Intersections were closed down, and the helicopters continued to follow us. The entire city knew what was going on. Gay rights had been stripped away, and for the first time in a long time, the community had been pushed too far.
Saturday will bring yet another rally in Los Angeles -- this time in the diverse Silver Lake neighborhood. The rally is to take place at 6 p.m. at Sunset Junction, where Santa Monica and Sunset boulevards meet.
-- Neal Broverman, Michelle Garcia, and Corey Scholibo contributed to this report.
Friday, November 7
- San Francisco Civic Center, 5:30 pm. From Civic Center (Market/7th) to Dolores Park.
- Mission Viejo: 4 - 7 pm rally, 200 Civic Center.

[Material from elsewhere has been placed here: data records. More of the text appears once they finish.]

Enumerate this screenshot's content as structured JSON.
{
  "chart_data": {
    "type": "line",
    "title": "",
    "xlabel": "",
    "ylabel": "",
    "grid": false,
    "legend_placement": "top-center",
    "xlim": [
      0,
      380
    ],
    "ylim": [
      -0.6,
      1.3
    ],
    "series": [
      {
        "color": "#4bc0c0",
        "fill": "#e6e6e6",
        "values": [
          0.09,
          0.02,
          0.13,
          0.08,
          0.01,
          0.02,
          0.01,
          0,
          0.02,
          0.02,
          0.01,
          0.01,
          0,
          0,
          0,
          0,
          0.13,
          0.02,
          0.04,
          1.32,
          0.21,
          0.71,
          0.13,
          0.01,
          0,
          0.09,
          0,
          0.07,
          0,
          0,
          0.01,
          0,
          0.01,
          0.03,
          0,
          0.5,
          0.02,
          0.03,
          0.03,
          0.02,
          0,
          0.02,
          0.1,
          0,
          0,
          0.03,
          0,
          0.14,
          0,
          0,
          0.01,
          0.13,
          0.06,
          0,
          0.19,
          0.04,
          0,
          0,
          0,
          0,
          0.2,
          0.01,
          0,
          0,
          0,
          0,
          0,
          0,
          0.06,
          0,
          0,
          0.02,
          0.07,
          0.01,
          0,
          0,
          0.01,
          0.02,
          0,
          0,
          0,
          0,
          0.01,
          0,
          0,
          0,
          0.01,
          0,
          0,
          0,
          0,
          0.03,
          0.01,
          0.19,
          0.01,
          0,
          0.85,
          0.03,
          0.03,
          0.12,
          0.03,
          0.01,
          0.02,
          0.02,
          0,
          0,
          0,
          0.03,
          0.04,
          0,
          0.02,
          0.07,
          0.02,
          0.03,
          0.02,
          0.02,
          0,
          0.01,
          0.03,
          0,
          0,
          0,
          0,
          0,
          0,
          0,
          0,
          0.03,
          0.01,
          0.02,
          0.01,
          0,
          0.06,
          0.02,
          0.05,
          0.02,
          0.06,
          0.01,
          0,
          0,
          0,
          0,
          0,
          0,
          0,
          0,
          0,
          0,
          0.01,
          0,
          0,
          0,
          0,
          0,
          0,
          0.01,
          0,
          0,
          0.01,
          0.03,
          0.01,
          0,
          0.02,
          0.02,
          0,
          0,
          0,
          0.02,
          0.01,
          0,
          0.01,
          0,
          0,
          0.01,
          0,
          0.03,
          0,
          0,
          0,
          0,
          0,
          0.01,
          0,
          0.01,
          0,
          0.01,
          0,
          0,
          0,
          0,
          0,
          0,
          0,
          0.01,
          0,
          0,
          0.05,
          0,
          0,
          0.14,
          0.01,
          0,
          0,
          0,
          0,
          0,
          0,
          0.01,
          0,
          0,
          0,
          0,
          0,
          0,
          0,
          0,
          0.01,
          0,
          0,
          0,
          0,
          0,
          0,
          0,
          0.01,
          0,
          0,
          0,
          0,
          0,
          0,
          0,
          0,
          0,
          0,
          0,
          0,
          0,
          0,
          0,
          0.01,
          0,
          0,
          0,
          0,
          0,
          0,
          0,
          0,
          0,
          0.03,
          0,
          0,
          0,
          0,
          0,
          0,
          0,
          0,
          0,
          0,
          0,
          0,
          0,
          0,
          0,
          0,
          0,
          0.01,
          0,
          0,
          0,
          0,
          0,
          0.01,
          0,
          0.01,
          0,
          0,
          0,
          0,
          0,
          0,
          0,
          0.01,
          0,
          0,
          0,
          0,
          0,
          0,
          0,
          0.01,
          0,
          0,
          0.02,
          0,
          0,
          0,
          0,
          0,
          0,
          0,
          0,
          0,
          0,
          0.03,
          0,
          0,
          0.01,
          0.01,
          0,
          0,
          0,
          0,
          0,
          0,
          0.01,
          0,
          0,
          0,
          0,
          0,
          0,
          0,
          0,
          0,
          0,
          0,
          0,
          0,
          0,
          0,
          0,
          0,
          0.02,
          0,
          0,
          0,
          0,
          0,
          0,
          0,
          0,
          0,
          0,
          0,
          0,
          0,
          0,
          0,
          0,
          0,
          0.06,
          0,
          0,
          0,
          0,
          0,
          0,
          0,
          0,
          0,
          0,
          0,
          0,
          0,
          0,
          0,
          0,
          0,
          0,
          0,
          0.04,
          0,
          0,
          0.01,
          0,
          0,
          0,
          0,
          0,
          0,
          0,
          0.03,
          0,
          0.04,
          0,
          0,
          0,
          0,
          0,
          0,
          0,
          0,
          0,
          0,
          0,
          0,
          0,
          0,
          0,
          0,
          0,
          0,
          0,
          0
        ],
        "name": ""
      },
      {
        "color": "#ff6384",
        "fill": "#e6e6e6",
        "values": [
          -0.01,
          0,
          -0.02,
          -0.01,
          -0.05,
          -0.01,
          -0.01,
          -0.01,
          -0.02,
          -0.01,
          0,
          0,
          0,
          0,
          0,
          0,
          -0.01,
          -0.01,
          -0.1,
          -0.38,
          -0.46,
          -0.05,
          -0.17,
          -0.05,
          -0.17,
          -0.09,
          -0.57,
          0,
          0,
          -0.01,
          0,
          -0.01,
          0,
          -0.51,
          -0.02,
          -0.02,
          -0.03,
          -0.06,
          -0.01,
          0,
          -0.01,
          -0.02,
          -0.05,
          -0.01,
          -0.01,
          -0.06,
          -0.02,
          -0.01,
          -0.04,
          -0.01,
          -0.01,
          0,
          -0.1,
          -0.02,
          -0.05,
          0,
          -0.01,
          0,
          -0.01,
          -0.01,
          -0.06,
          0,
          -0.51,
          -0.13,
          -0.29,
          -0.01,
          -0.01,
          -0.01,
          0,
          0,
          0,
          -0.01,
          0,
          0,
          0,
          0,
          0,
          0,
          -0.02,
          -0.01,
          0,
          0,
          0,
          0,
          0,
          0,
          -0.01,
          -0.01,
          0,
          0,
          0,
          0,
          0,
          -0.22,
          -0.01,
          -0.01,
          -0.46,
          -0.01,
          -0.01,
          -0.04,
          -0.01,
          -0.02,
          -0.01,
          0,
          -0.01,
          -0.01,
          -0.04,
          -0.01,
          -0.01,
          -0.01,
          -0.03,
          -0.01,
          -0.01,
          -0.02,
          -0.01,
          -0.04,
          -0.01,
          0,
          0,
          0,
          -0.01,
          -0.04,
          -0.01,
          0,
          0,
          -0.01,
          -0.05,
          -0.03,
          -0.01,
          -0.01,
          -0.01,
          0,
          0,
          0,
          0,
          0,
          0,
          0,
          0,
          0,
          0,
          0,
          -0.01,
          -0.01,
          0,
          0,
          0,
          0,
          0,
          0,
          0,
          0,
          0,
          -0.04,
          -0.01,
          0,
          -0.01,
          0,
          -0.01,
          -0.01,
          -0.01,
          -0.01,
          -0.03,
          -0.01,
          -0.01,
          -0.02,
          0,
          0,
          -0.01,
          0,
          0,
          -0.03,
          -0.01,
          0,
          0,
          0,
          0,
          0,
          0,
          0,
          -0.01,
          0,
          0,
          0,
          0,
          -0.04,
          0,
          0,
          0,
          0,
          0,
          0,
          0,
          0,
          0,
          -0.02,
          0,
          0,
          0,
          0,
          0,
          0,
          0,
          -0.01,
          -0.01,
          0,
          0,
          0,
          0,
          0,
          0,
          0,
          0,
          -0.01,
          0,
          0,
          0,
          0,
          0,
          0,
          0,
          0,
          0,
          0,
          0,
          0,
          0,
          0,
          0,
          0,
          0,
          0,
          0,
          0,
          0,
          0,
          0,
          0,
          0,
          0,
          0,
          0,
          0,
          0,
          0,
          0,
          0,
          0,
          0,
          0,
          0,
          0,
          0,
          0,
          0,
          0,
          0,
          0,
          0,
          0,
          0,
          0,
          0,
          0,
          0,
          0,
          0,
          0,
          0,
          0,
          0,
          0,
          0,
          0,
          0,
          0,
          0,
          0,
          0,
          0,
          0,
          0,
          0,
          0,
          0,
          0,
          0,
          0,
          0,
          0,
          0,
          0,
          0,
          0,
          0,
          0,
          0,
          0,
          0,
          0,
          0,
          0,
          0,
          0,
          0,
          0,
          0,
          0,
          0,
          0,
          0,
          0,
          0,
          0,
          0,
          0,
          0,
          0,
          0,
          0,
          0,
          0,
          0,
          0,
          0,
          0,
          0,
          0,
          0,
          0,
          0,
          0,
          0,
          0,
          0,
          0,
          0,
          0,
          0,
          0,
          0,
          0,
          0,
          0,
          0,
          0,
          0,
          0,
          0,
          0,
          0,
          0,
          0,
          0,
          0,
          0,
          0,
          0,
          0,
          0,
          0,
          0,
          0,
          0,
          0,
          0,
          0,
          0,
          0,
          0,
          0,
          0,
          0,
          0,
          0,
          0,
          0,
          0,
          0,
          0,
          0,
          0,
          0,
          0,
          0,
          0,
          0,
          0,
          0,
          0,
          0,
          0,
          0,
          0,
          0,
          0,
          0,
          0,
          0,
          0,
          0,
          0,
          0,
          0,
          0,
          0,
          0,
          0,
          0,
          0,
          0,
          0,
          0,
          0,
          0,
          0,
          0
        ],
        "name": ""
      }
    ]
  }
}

- Palm Springs: Community rally/candlelight ceremony, 5:00 p.m., Palm Springs City Hall, Corner of Taquitz Canyon Way and El Cielo (by the airport).
- Long Beach: 6:45pm - 9:00pm, Broadway and Redondo.
- Santa Barbara: 5:00pm - 6:00pm Location: De La Guerra Plaza Street: [700-756] De La Guerra Plz.
- San Diego: 9 p.m. Gather at Laurel & Sixth Avenue for a march to San Diego City Hall (located at 202 C St in Downtown).
Saturday, November 8
- San Diego: 12:00 p.m. Gather at 1st Avenue & University Avenue in Hillcrest for a civil rights march to 30th Street & University Avenue in North Park.
- Laguna Beach: 5:30 P.M. at City Hall - march to Main Beach for candlelight vigil. Parking available at Act V parking lot at 1900 Laguna Canyon Road - shuttle busses will be running every 15 minutes.
- Los Angeles: Sunset Junction in Silver Lake, Corner of Sunset Blvd. and Santa Monica Blvd.